John Ryan of U.K.-based start-up Gigable, which connects restaurants and other businesses with freelancers, said consumers could end up feeling the brunt with price increases.
“But I think people are comfortable enough with increases in pricing if they know it’s going to the drivers or there’s public support for the move but that remains to be seen,” Ryan said.
He added that the flexible model may work for some workers and others will prefer traditional employment.
“We’ll see how hard it is for people to commit to the obligations.”
Contracts and worker status are just one front in this battle, according to the ADCU’s Farrar.
His organization is also pursuing initiatives around driver access to data that companies hold on them and what he calls “algorithmic control.”
“We’re seeing an arms race in worker surveillance in the gig economy and that’s leading to problems,” he said.
The ADCU is supporting two London drivers in a case they are taking in the Netherlands against Indian ride-hailing company Ola. The drivers are seeking access to data held on them by the company, under the EU’s sweeping GDPR rules, that they say has been denied.

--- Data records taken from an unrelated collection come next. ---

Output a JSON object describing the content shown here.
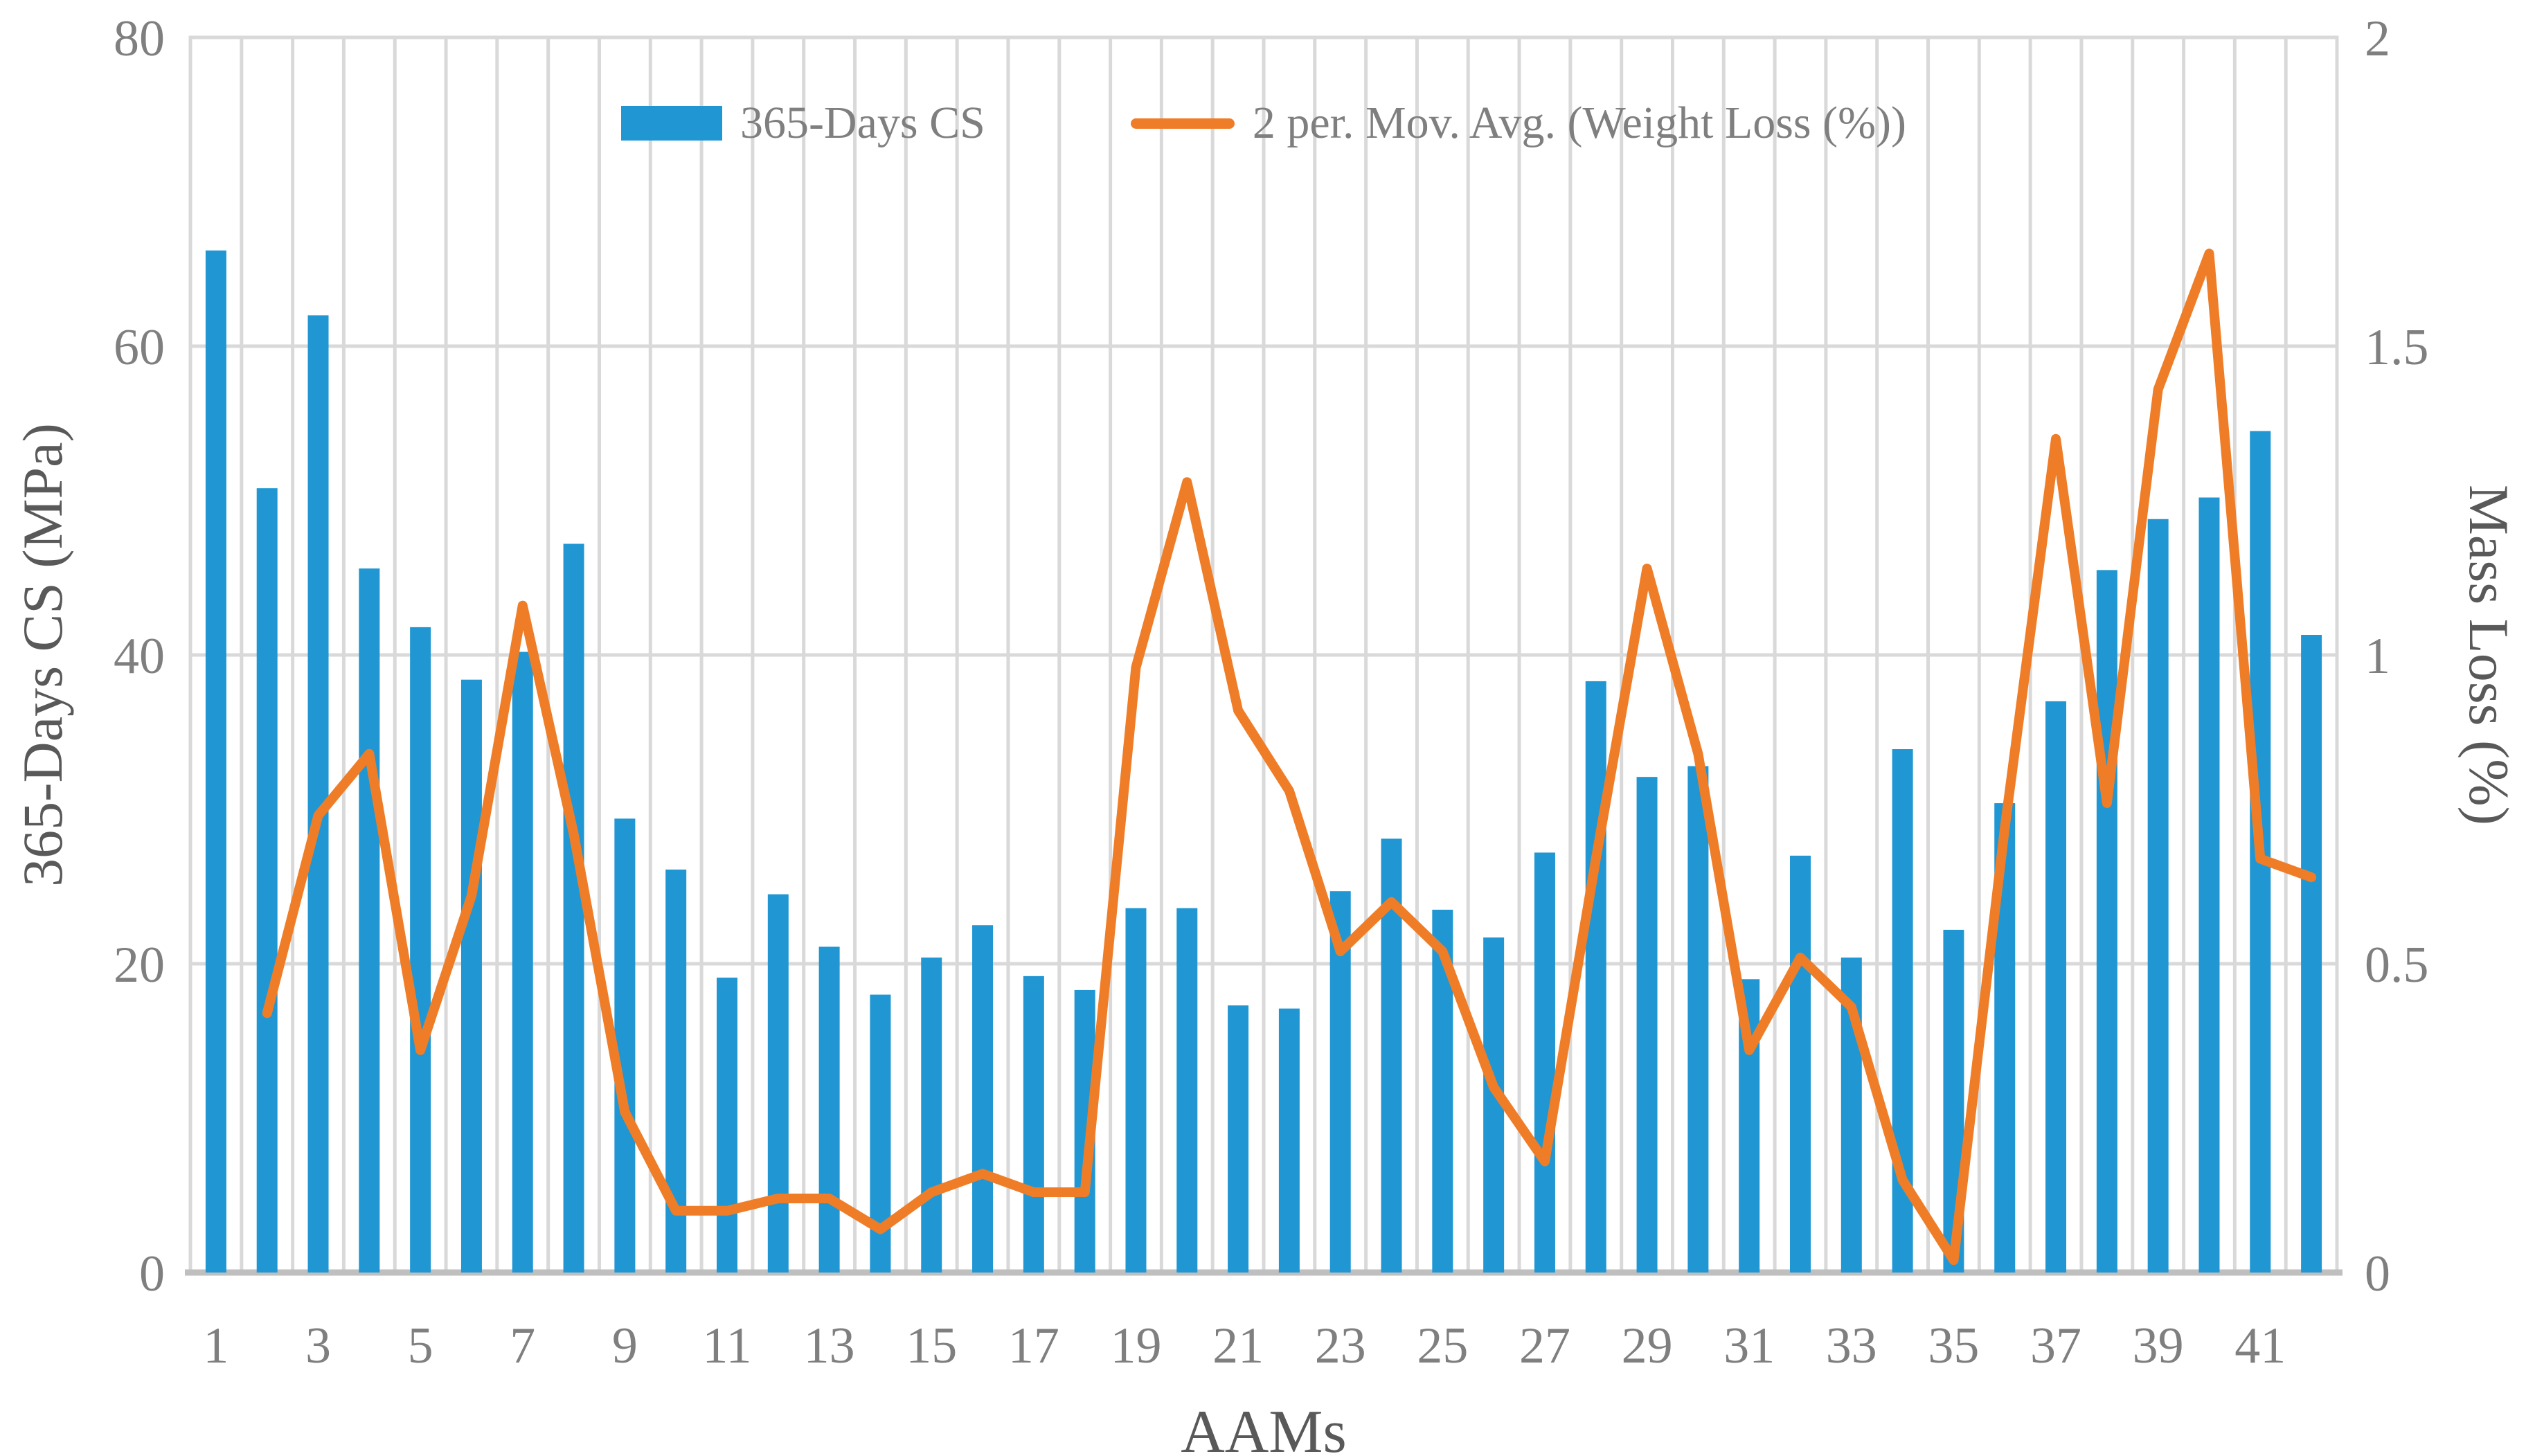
{
  "figure": {
    "background": "#ffffff",
    "grid_color": "#d9d9d9",
    "axis_line_color": "#bfbfbf",
    "tick_color": "#7f7f7f",
    "title_color": "#595959"
  },
  "legend": {
    "items": [
      {
        "label": "365-Days CS",
        "swatch": "bar",
        "color": "#2097d3"
      },
      {
        "label": "2 per. Mov. Avg. (Weight Loss (%))",
        "swatch": "line",
        "color": "#ef7d28"
      }
    ]
  },
  "chart_data": {
    "type": "bar+line",
    "title": "",
    "x": [
      1,
      2,
      3,
      4,
      5,
      6,
      7,
      8,
      9,
      10,
      11,
      12,
      13,
      14,
      15,
      16,
      17,
      18,
      19,
      20,
      21,
      22,
      23,
      24,
      25,
      26,
      27,
      28,
      29,
      30,
      31,
      32,
      33,
      34,
      35,
      36,
      37,
      38,
      39,
      40,
      41,
      42
    ],
    "series": [
      {
        "name": "365-Days CS",
        "type": "bar",
        "axis": "left",
        "color": "#2097d3",
        "values": [
          66.2,
          50.8,
          62.0,
          45.6,
          41.8,
          38.4,
          40.2,
          47.2,
          29.4,
          26.1,
          19.1,
          24.5,
          21.1,
          18.0,
          20.4,
          22.5,
          19.2,
          18.3,
          23.6,
          23.6,
          17.3,
          17.1,
          24.7,
          28.1,
          23.5,
          21.7,
          27.2,
          38.3,
          32.1,
          32.8,
          19.0,
          27.0,
          20.4,
          33.9,
          22.2,
          30.4,
          37.0,
          45.5,
          48.8,
          50.2,
          54.5,
          41.3
        ]
      },
      {
        "name": "2 per. Mov. Avg. (Weight Loss (%))",
        "type": "line",
        "axis": "right",
        "color": "#ef7d28",
        "values": [
          null,
          0.42,
          0.74,
          0.84,
          0.36,
          0.61,
          1.08,
          0.71,
          0.26,
          0.1,
          0.1,
          0.12,
          0.12,
          0.07,
          0.13,
          0.16,
          0.13,
          0.13,
          0.98,
          1.28,
          0.91,
          0.78,
          0.52,
          0.6,
          0.52,
          0.3,
          0.18,
          0.67,
          1.14,
          0.84,
          0.36,
          0.51,
          0.43,
          0.15,
          0.02,
          0.72,
          1.35,
          0.76,
          1.43,
          1.65,
          0.67,
          0.64
        ]
      }
    ],
    "x_axis": {
      "title": "AAMs",
      "tick_values": [
        1,
        3,
        5,
        7,
        9,
        11,
        13,
        15,
        17,
        19,
        21,
        23,
        25,
        27,
        29,
        31,
        33,
        35,
        37,
        39,
        41
      ],
      "tick_labels": [
        "1",
        "3",
        "5",
        "7",
        "9",
        "11",
        "13",
        "15",
        "17",
        "19",
        "21",
        "23",
        "25",
        "27",
        "29",
        "31",
        "33",
        "35",
        "37",
        "39",
        "41"
      ]
    },
    "y_left": {
      "title": "365-Days CS (MPa)",
      "min": 0,
      "max": 80,
      "ticks": [
        0,
        20,
        40,
        60,
        80
      ],
      "tick_labels": [
        "0",
        "20",
        "40",
        "60",
        "80"
      ]
    },
    "y_right": {
      "title": "Mass  Loss (%)",
      "min": 0,
      "max": 2,
      "ticks": [
        0,
        0.5,
        1,
        1.5,
        2
      ],
      "tick_labels": [
        "0",
        "0.5",
        "1",
        "1.5",
        "2"
      ]
    },
    "grid": {
      "vertical": true,
      "horizontal": true
    },
    "legend_position": "top-center"
  }
}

Farrar said technology like AI for monitoring a driver’s performance and determining how much work they get is a red flag. The group is also calling for Uber to stop using facial recognition to verify drivers.
The discussion around regulations, including those at an EU level, are focused heavily on employment status, Farrar said, but that the debate will need to get more nuanced on algorithms.
“I think it’s being overlooked everywhere so far but we’ll be raising the topic for sure,” he said.
“Regulators and policymakers are often catching up with this rather than on top of it.”